Les principales dispositions de ce projet de loi relevant de la compétence de mon ministère visent essentiellement trois objectifs : consacrer et renforcer le rôle du ministère public dans la prévention de la délinquance ; diversifier les réponses judiciaires selon les infractions afin de mieux prévenir leur renouvellement ; enfin, mieux prévenir la délinquance des mineurs.

J'examinerai ces trois points successivement.

Premièrement, il nous faut d'abord consacrer et renforcer le rôle du ministère public dans la prévention de la délinquance.

Nul ne conteste aujourd'hui le rôle essentiel de l'autorité judiciaire au côté des préfets et des maires en matière de prévention de la délinquance. Mais ce rôle ne résultant actuellement que de la pratique et de textes réglementaires, l'absence de dispositions législatives peut laisser accroire que l'autorité judiciaire n'intervient que de façon subsidiaire.

Il convient donc de renforcer la cohérence des dispositifs judiciaires de prévention. Tel est l'objet des articles 4 et 5 du projet de loi, qui précisent notamment que le procureur général et le procureur de la République animent et coordonnent, dans le ressort de la cour d'appel et du tribunal de grande instance, la politique de prévention de la délinquance dans sa composante judiciaire.

Deuxièmement, il est nécessaire de diversifier les réponses judiciaires selon les infractions afin de mieux prévenir leur renouvellement.

Vous le savez, la lutte contre la récidive - notamment celle des criminels sexuels ou violents - est l'une de mes priorités. C'est l'objet de la loi du 12 décembre 2005 relative au traitement de la récidive des infractions pénales, que l'actualité nous invite malheureusement à compléter.

Une affaire récente a en effet montré l'incohérence des textes actuels. Alors qu'il avait exécuté une peine pour des faits similaires plus de dix ans auparavant, l'auteur d'un crime sexuel n'a pu être juridiquement considéré comme récidiviste parce que cette précédente condamnation avait été effacée de son casier judiciaire.
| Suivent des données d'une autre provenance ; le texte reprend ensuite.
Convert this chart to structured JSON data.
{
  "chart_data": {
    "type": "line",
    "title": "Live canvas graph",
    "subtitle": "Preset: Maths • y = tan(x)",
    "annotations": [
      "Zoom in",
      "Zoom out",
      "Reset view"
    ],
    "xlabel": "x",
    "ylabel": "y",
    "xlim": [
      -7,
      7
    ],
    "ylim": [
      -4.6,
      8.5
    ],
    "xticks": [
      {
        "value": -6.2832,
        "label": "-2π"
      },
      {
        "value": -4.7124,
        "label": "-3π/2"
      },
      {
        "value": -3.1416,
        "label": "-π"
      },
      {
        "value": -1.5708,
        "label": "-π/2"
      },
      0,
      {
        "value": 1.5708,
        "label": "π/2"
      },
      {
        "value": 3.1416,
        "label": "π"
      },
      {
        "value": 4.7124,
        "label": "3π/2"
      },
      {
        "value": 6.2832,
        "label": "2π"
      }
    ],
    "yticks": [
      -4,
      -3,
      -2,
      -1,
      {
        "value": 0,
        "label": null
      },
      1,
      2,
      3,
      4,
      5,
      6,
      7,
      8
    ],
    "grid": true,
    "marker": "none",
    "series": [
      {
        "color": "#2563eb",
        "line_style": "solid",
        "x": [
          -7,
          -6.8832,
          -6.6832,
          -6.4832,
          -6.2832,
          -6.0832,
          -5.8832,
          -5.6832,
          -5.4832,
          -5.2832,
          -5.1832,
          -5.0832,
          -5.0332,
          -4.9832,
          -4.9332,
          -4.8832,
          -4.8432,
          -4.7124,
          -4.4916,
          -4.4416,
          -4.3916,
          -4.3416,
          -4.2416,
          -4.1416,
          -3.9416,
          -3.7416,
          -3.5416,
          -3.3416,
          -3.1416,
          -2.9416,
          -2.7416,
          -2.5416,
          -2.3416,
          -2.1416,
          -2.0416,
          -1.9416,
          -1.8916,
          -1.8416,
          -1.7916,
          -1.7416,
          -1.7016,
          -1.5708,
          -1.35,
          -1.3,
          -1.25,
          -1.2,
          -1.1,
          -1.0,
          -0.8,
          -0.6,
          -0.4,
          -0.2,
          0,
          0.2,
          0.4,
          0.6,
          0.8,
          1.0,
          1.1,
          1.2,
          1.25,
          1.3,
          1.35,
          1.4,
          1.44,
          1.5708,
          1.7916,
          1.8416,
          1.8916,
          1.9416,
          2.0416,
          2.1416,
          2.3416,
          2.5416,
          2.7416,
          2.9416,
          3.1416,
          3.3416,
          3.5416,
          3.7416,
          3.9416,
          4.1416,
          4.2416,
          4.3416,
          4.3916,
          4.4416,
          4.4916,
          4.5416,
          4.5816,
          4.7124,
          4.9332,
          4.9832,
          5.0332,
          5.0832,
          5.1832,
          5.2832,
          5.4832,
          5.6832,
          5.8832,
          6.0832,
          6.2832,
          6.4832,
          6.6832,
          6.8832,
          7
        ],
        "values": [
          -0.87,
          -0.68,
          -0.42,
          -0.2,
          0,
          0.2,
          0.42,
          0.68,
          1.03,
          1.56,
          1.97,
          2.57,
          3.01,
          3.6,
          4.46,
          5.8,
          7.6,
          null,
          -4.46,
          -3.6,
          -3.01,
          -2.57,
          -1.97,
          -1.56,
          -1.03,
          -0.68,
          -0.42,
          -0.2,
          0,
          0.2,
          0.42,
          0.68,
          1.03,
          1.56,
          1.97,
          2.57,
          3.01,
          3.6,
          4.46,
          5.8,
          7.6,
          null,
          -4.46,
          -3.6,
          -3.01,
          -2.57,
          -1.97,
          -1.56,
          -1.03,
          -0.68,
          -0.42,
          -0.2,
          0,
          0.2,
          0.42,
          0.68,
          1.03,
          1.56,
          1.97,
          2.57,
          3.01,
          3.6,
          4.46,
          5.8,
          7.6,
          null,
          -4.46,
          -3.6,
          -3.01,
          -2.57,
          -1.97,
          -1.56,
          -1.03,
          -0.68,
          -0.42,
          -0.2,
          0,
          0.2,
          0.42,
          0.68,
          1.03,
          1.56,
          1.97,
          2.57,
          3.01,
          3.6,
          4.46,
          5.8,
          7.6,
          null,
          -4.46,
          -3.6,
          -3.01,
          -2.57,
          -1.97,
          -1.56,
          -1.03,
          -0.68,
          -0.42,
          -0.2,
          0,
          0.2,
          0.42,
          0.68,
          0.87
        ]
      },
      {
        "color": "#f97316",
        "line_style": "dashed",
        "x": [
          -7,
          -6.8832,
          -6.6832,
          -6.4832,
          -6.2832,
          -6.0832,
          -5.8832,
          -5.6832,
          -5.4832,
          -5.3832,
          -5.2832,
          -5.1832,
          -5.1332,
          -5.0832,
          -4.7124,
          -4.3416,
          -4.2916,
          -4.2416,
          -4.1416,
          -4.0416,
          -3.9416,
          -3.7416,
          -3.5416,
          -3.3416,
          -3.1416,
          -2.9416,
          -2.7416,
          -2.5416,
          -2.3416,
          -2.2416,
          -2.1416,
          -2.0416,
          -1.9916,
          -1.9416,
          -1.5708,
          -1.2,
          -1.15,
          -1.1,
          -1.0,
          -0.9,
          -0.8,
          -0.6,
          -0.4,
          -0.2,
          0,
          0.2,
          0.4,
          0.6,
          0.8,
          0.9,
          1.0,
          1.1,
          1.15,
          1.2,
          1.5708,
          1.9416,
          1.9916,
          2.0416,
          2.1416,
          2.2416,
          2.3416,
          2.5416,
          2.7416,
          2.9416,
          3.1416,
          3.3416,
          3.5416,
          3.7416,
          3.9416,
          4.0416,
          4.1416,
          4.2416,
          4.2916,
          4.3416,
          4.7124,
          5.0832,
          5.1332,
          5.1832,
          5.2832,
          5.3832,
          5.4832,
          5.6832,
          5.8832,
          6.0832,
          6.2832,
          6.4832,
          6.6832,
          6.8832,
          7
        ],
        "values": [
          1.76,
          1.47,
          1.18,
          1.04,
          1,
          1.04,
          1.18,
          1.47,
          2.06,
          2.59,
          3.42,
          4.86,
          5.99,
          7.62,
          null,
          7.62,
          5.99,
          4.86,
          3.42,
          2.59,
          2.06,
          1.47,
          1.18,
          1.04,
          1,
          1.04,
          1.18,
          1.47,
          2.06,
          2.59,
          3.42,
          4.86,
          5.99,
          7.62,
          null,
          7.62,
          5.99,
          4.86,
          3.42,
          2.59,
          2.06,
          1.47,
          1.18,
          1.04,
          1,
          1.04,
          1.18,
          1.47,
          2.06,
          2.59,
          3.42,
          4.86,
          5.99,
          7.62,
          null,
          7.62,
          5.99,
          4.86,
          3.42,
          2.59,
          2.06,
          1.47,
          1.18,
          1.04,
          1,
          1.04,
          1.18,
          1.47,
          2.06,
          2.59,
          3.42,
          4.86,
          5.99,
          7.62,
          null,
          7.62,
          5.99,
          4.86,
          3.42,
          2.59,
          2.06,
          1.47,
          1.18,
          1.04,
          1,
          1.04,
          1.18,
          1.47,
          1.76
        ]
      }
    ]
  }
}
C'est l'exemple que vient de citer M. le ministre d'État.

Il convient donc de faire en sorte que la loi garantisse effectivement la protection des Français en doublant le délai de réhabilitation pour les récidivistes et en maintenant les condamnations réhabilitées au bulletin n° 1 du casier judiciaire, accessibles aux seules juridictions, afin qu'elles puissent être prises en compte pour la récidive.

Le suivi des personnes inscrites au fichier judiciaire national automatisé des auteurs d'infractions sexuelles, le FIJAIS, doit lui aussi être encore amélioré s'agissant des criminels les plus dangereux. Je vous propose donc de prévoir la possibilité, pour les juridictions, d'imposer une présentation mensuelle devant les services de police, et non pas seulement semestrielle, dans les cas les plus graves.